В Толстовском бунте против тесноты, против всякой готовой формы и всяческих рамок и условностей легко увидеть характерно русский анархизм и нигилизм. Легко увидеть в нем и предтечу новейших контркультурных движений. И в самом деле, если мы вычтем из этого настроения главное, то, несомненно, получим и русский анархизм, и контркультурный порыв, и «деконструкцию». Главное же заключается в том, что у Толстого это движение – не побег в ничто, не жест отчаяния, а движение вверх, в бесконечный простор, в «жизнь души», которая управляется «законами любви и поэзии», его словами.

Я думаю, первый дар, который мы получаем от чтения Льва Толстого, – это ясное, как день, чувство великого простора, к которому тянется человеческая душа, так что ничто другое ее не утолит. Тяга к такому «себе», какими мы себя еще не знаем, но ждем, сознавая или не сознавая это. Душа не успокоится ни на чем кроме безмерности и – одновременно – причастности к целому, ко всему. Все остальное тесно.

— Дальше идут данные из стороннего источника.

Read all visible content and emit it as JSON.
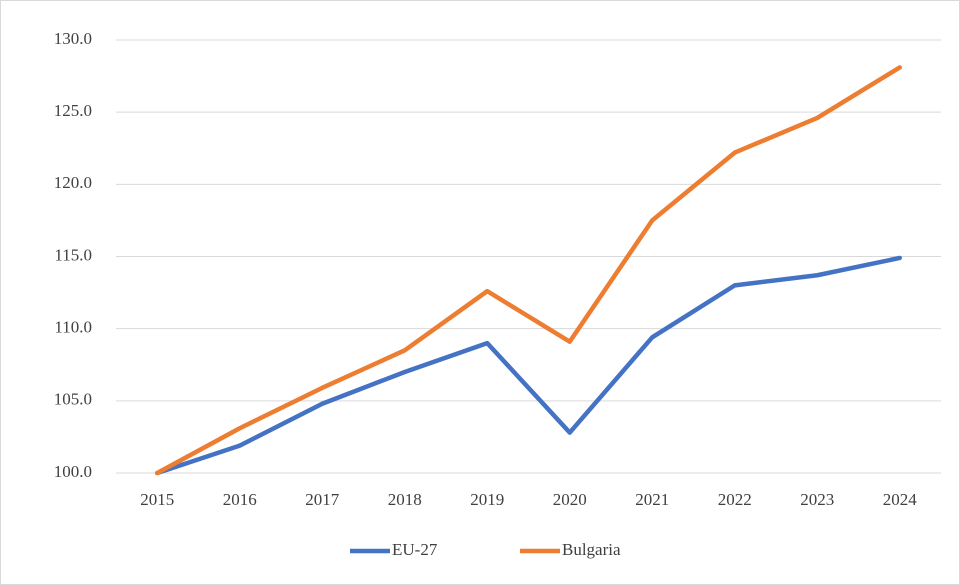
{
  "chart_data": {
    "type": "line",
    "categories": [
      "2015",
      "2016",
      "2017",
      "2018",
      "2019",
      "2020",
      "2021",
      "2022",
      "2023",
      "2024"
    ],
    "series": [
      {
        "name": "EU-27",
        "color": "#4472c4",
        "values": [
          100.0,
          101.9,
          104.8,
          107.0,
          109.0,
          102.8,
          109.4,
          113.0,
          113.7,
          114.9
        ]
      },
      {
        "name": "Bulgaria",
        "color": "#ed7d31",
        "values": [
          100.0,
          103.1,
          105.9,
          108.5,
          112.6,
          109.1,
          117.5,
          122.2,
          124.6,
          128.1
        ]
      }
    ],
    "ylim": [
      100,
      130
    ],
    "yticks": [
      {
        "value": 100,
        "label": "100.0"
      },
      {
        "value": 105,
        "label": "105.0"
      },
      {
        "value": 110,
        "label": "110.0"
      },
      {
        "value": 115,
        "label": "115.0"
      },
      {
        "value": 120,
        "label": "120.0"
      },
      {
        "value": 125,
        "label": "125.0"
      },
      {
        "value": 130,
        "label": "130.0"
      }
    ],
    "grid": true,
    "legend": "bottom"
  }
}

В частности, тесно то, что называется «нашим временем». Фантастический анахронизм Толстого, который говорит с древними мудрецами Греции, Индии или Китая как их современник и в каком-то смысле ровесник, одаряет и своего читателя возможностью освободиться от диктата того, что считается «современным» и «актуальным». Это очень немало. Ведь страх не соответствовать современности, ее формам и догмам – одна из самых тяжелых форм нашей несвободы. В Толстовском «антиисторическом» подходе к тому, что теперь причислят к «памятникам» или «культурному наследству» (то есть к тому, что к нашей жизни прямого касательства уже не имеет) содержится другое представление о современности. Не «вневременности», а именно современности. Эту интуицию замечательно выразил поэт Александр Величанский. Он отвечает пресловутой «современности»:

Нет на свете тебя: человек современен лишь Богу:
Богу предвечному в миг все современны века.


Люди обыкновенно отсекают себя от такой современности. Лев Толстой чувствовал себя современным Богу. Это не мысль: это чувство.

Лев Толстой – художник и мыслитель чувства. Общение с миром Толстого я назвала бы воспитанием чувств. Со мной, во всяком случае, это происходило так, с тех пор как в школьном детстве я узнала его раннюю повесть, «Детство».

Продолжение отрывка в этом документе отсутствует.